With Lee’s two home runs Friday night, Seattle became just the third team in major league history to have a player hit two home runs in four consecutive games. Against Cleveland, Cruz hit two home runs on Tuesday, Iannetta hit two on Wednesday and Cano hit two on Thursday before Lee’s two home runs against Texas on Friday night. The 1998 Chicago Cubs and 2000 Cleveland Indians also accomplished the feat. However, Seattle is the only team to do so with four different players.

TRAINER’S ROOM

Rangers: 3B Adrian Beltre isn’t expected to play in this weekend’s series in Seattle after suffering a strained left hamstring on Wednesday.

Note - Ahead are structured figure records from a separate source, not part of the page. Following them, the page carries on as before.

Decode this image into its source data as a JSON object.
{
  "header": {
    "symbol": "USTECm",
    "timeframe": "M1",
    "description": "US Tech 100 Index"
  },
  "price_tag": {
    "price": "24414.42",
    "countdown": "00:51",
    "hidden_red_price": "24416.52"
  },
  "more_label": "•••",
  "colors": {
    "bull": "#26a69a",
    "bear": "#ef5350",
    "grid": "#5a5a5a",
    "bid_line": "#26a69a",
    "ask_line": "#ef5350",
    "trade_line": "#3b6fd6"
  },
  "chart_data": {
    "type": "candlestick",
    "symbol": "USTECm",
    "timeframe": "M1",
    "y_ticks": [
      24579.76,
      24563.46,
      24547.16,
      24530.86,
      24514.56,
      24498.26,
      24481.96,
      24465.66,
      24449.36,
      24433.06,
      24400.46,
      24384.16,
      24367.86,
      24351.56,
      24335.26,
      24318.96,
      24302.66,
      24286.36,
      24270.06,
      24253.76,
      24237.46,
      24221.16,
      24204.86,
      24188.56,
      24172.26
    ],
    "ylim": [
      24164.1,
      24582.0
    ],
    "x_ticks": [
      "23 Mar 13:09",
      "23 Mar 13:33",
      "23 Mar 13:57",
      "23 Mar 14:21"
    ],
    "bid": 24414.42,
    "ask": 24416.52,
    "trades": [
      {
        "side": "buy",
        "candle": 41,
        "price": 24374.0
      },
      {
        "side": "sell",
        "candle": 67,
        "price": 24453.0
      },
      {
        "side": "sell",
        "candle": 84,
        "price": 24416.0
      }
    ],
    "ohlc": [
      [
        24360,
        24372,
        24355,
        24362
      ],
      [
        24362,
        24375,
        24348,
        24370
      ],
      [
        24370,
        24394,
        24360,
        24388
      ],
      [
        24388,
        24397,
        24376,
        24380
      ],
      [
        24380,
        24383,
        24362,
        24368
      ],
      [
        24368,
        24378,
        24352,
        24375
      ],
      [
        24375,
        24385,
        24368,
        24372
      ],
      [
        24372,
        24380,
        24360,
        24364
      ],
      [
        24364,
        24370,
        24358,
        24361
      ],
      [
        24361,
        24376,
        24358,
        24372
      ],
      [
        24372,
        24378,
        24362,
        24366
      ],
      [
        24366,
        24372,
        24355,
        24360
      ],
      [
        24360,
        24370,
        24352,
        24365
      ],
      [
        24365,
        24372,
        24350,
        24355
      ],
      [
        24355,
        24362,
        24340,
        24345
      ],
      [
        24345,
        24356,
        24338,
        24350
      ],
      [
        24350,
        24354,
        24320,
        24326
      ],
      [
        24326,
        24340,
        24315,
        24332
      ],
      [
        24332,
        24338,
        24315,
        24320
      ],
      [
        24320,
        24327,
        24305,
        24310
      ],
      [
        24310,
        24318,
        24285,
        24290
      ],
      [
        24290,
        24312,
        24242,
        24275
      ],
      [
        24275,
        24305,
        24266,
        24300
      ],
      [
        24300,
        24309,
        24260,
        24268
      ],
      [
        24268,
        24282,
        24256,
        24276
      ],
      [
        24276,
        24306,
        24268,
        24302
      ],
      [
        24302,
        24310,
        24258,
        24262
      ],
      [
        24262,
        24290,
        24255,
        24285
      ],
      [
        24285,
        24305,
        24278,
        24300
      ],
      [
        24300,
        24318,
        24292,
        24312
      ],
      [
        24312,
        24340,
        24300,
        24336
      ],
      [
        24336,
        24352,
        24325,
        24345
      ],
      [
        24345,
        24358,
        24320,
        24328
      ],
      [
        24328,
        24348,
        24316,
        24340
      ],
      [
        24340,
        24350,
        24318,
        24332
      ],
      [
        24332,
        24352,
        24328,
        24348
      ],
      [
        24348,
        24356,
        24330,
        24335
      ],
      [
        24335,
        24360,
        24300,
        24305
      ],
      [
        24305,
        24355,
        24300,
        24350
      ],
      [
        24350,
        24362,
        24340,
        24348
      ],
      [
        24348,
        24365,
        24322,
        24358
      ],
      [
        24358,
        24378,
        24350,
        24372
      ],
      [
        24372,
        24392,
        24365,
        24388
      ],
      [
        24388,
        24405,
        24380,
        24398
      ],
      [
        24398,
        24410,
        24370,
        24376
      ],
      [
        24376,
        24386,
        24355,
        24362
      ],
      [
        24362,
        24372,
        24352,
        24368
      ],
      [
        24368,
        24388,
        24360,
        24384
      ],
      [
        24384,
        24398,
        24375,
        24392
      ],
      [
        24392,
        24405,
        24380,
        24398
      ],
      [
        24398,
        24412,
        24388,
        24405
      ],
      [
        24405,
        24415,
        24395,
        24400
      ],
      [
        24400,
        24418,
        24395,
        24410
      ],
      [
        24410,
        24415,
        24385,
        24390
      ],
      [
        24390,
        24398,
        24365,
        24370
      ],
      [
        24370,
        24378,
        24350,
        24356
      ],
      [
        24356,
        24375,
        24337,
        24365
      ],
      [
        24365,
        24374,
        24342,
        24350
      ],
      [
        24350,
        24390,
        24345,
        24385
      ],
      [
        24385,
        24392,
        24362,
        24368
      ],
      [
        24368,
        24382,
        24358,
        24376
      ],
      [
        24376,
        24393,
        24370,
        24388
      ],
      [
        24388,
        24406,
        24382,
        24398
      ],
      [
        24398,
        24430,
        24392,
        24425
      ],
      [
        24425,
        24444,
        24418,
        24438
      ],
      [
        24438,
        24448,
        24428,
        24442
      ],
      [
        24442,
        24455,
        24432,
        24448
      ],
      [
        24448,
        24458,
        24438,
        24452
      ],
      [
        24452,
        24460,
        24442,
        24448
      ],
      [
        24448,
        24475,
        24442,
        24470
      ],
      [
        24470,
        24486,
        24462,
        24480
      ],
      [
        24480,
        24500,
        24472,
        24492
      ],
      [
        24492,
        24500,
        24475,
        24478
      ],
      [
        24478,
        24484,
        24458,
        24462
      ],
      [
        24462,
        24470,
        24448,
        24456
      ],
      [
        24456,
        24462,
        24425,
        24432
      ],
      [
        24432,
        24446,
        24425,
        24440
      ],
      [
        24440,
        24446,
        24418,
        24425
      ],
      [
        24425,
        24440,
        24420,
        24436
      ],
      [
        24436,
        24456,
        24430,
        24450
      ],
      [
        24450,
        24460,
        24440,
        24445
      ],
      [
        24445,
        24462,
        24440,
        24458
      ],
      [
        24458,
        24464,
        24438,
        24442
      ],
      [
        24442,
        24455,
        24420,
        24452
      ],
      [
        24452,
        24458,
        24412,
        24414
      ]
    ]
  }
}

Beltre was only available in an emergency situation on Friday night. … RHP Yu Darvish threw a bullpen session on Friday and is on schedule to start Monday against Oakland. He left Wednesday’s start early due to neck soreness. … OF Shin-Soo Choo (hamstring) is scheduled to play two rehab games Friday and Saturday with Triple-A Frisco. If all checks out, Choo could come off the DL on Monday in Oakland.

UP NEXT

Rangers: RHP Colby Lewis (5-0, 3.20 ERA) has a 1-0 record with four runs allowed in 12 innings in two starts against Seattle this season. Took a no-decision in his last start against Houston, allowing four runs, three earned, and eight hits over six innings.

Mariners: LHP James Paxton (0-2, 3.72 ERA) will make his third start of the season after being called up to replace an injured Felix Hernandez in the Mariners’ rotation. Despite taking the loss, Paxton pitched well last time out against Cleveland. He allowed one earned run and five hits with 10 strikeouts.